Resumes are as individual as people.  Even when you use a Microsoft template, your document will still be different from other people’s documents.


Should you have an objective or not? There people on both side of the fence.  It can be helpful to the reader if you lay out a clear objective.

Looking for long term role in a fast-paced customer service team.

You can also have more of a summary statement.  The would be one or two lines that summarize what you bring to the table.

Senior Finance Leader with Expertise in Mergers, Acquisitions and Integrations.

This is one of the parts that can change depending on who will be reading it.  If you are looking to do something different, you might want to work that into a statement about your next career objective.

Inside Sales Leader  with great track record in consumer products looking to move in to an outside sales role.

If you want to do the same thing in a better place, a summary statement might make better use of the space.


For each job, you want to lay out the name of the company, your title, the dates you held the role and a few bullet points about what you did.

You can also add a link to their website and you can consider adding a line or two about what the company does.  This is a good idea if you were toiling away in a company that no one has ever hear of before.

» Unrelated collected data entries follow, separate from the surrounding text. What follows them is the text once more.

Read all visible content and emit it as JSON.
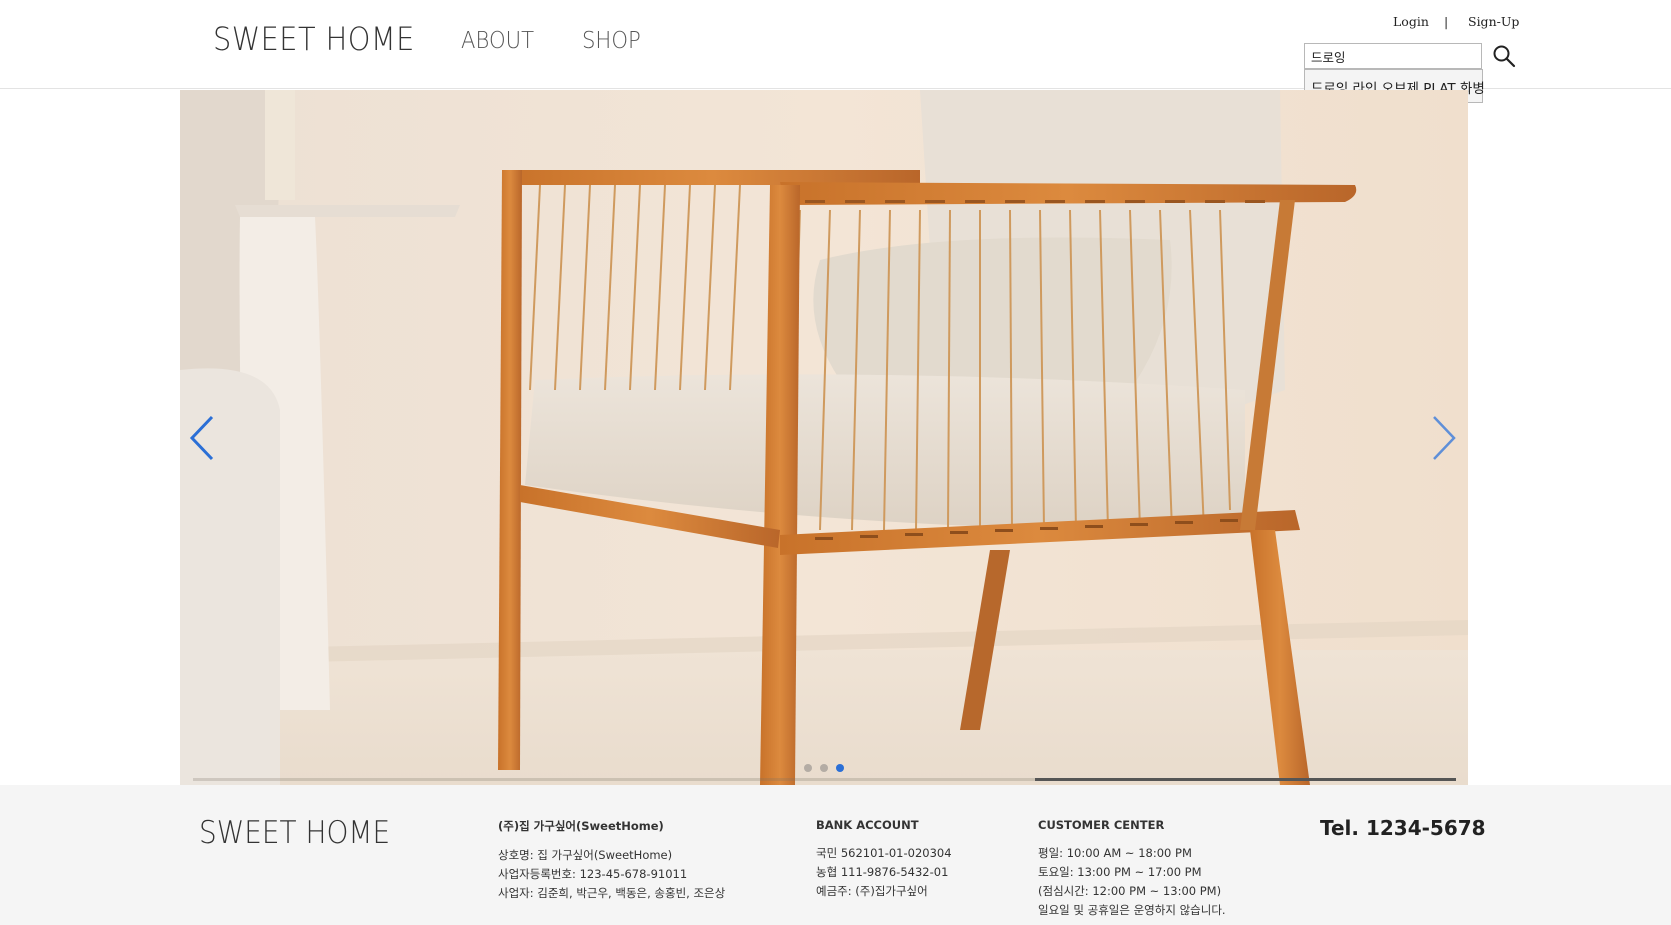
{
  "header": {
    "logo": "SWEET HOME",
    "nav": {
      "about": "ABOUT",
      "shop": "SHOP"
    },
    "auth": {
      "login": "Login",
      "separator": "|",
      "signup": "Sign-Up"
    },
    "search": {
      "value": "드로잉",
      "suggestion": "드로잉 라인 오브제 PLAT 화병",
      "icon": "search-icon"
    }
  },
  "slider": {
    "prev_icon": "chevron-left-icon",
    "next_icon": "chevron-right-icon",
    "slide_count": 3,
    "active_slide": 3,
    "progress_fraction": 0.333,
    "accent_color": "#2b6fd6"
  },
  "footer": {
    "logo": "SWEET HOME",
    "company": {
      "heading": "(주)집 가구싶어(SweetHome)",
      "lines": [
        "상호명: 집 가구싶어(SweetHome)",
        "사업자등록번호: 123-45-678-91011",
        "사업자: 김준희, 박근우, 백동은, 송홍빈, 조은상"
      ]
    },
    "bank": {
      "heading": "BANK ACCOUNT",
      "lines": [
        "국민 562101-01-020304",
        "농협 111-9876-5432-01",
        "예금주: (주)집가구싶어"
      ]
    },
    "customer_center": {
      "heading": "CUSTOMER CENTER",
      "lines": [
        "평일: 10:00 AM ~ 18:00 PM",
        "토요일: 13:00 PM ~ 17:00 PM",
        "(점심시간: 12:00 PM ~ 13:00 PM)",
        "일요일 및 공휴일은 운영하지 않습니다."
      ]
    },
    "tel": "Tel. 1234-5678"
  }
}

You can add a detail about why you left but this is not really necessary.  You want to leave something to talk about during the interview.

Most people have details of at least ten years of experience.  You can add more if it’s relevant but just stick to company, title and dates.

Your resume may up being two or three pages.  There are no hard and fast rules about the length.  What we do know if that the average recruiter will take 2-3 seconds to read your resume and decide to move you to the A pile or the B pile.

This means that the top half of the first page is where the most important material should go.  Keep that in mind and make sure you maximize the use of that space.  You only get one page to make a great impression.